A long time ago I wrote a couple times perhaps here but more likely on another blog about my belief that it's actually more likely that the CIA was on-board with Bush's wanting the Iraq war and lying to the nation and the world to get into it, contrary to what some news stories may have made it sound like. This seems like a good time to kind of re-hash those kinds of concerns here.
First of all, check out this short post on Washington Monthly about an incident of the White House allegedly pressuring the CIA to lie for them, and another incident of the White House allegedly pressuring the FBI to lie for them. The important thing to notice here is that the stories make it sound like the White House had to push these guys into cooperating with them.
Then here are my comments in response:
Kevin wrote: Maybe it's coincidence. Maybe all these sources are full of shit.

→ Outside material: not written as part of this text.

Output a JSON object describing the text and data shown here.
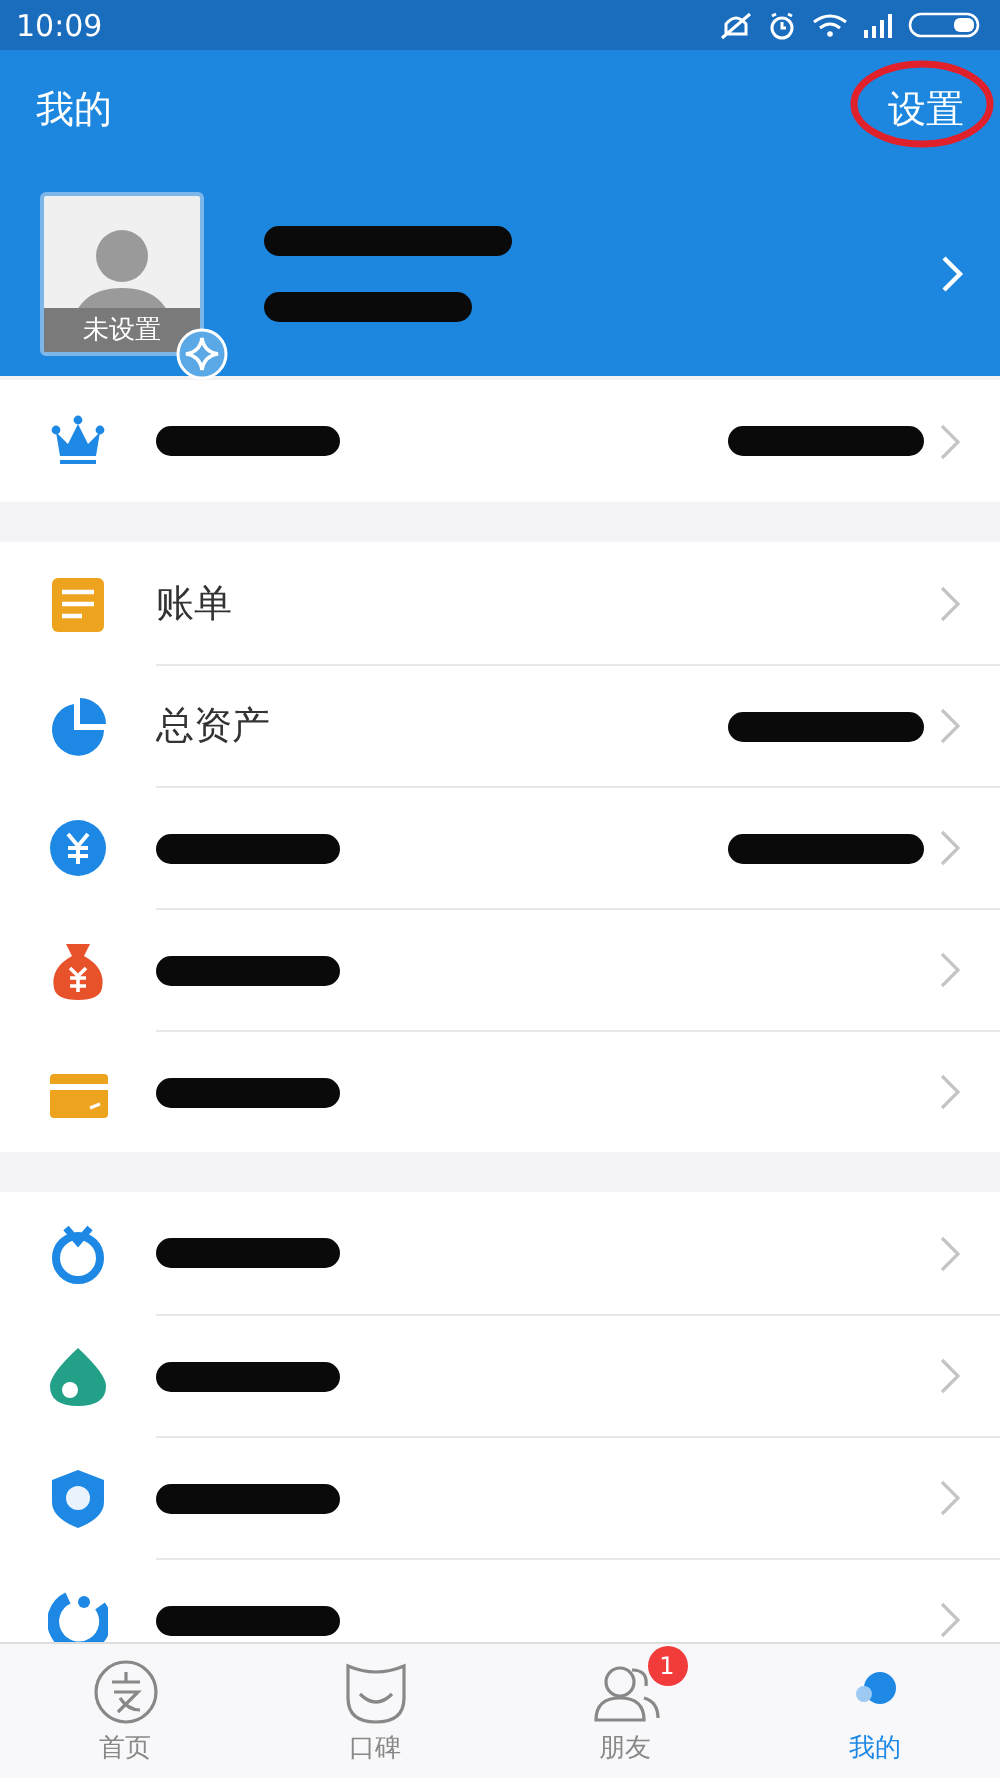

Here's a theory that is a little more appropriate to people like the Republicans: maybe some of 'em are true and some are false. Let's say your wife caught you cheating three times. You've already been caught cheating-- three allegations made against you have turned out to be true-- and the world didn't end, but what you really want her to believe is that you're leaving certain property in your will to her and not your son. So you let her find out you were cheating again, but you get the detail about the property included in the story. She's inclined to believe stories about you cheating now, because they turned out to be true three times before. So when you candidly admit, "Well, Candy came in the room, just about as I was changing my will to leave the vintage VW to you instead of Michael..." it adds an air of truth (in her eyes) to the detail you really want to get her to believe in what ostensibly is a statement you are making to admit guilt about cheating. The country is already ready to believe the Bush administration lied to get us into this war. That's a news story worth reporting. But maybe there is something else they want to get us to believe, too (things like that the CIA and FBI aren't helping them lie to us, or that the media isn't corrupt in favor of the Republicans). They are wily enough to do it that way.
I'm not saying that this is what is happening this time, just that this is the level of "game" on which they operate-- this is the kind of media manipulation they do and are capable of. They are people who have been lying their whole lives and put some craft into it.
Let's say someone wants to get you to believe a lie about a specific person. They may first on a few ocassions report to the target of the lie that they saw the specific person engaging in certain activity that the target of the lie knows the specific person is capable of. From these reports, the target of the lie comes to believe that the liar supplies accurate information on the person. But then on the 10th ocassion, the liar reports the same behavior again plus something a little bit worse-- but it's an untrue allegation. The target of the lie is more likely to believe it, though, because of how they've been set up, and especially if the behavior lied about isn't so extreme that they could picture the person lied about engaging in it (sometimes that old saw about "the big lie" really doesn't hold water). Similarly, if the liars lie too big at first and can't get people to believe it, they may recognize their mistake and try again, accusing the target of more realistic (but still objectionable and still untrue) behavior.
Consider that the Republicans have an incentive to make it look like the FBI and the CIA are nonpartisan. The Republicans' ultimate goal is one-party rule. But people distrust and dislike their government when they feel like political orthodoxy is being enforced on them-- like they are being oppressed. That makes it hard to have one-party rule.
We hear a lot about the CIA and the FBI resisting pushy partisan behavior by the White House, but that doesn't mean that's really the way it happened. And the most persuasive lie is the one that is as close to the truth as possible, except for the point you really need to lie about. Lie about whether Bush would lie about the Iraq war? Maybe. Lie about it if the CIA and FBI are almost in absolute lockstep with the White House on issues like torture and lying to start an Iraq war? Absolutely.
Some people might say that the idea that "the most persuasive lie is the one that is as close to the truth as possible, except for the point you really need to lie about" flies in the face of what has become conventional (I would call it banal) "wisdom" about "the big lie," but my answer is that if a little lie is something that sounds plausible to people who are ignorant enough to believe it, and something that people want to believe-- like that the CIA, NSA, FBI or the Air Force isn't about as ideological as Jesus Camp-- then the lie is a believeable one.
The Republicans-- people whose goal is one-party rule (basically destroying or outlawing opposing parties like the Democratic party, not just beating them in a lot of elections)-- also have an incentive to intentionally leak details about the WH forging documents or otherwise lying to get into the Iraq war, when the time is right (that is, when they don't think the President or the party will get into trouble because of it). This is because they want to build a movement characterized by beliefs like the belief that it was ok to lie to the nation to go to war in Iraq. If you always hide it, you can never start that movement. I guess you could have some measly pundit make the case, but it's a lot more persuasive and dramatic if someone like a Republican President just leads by example.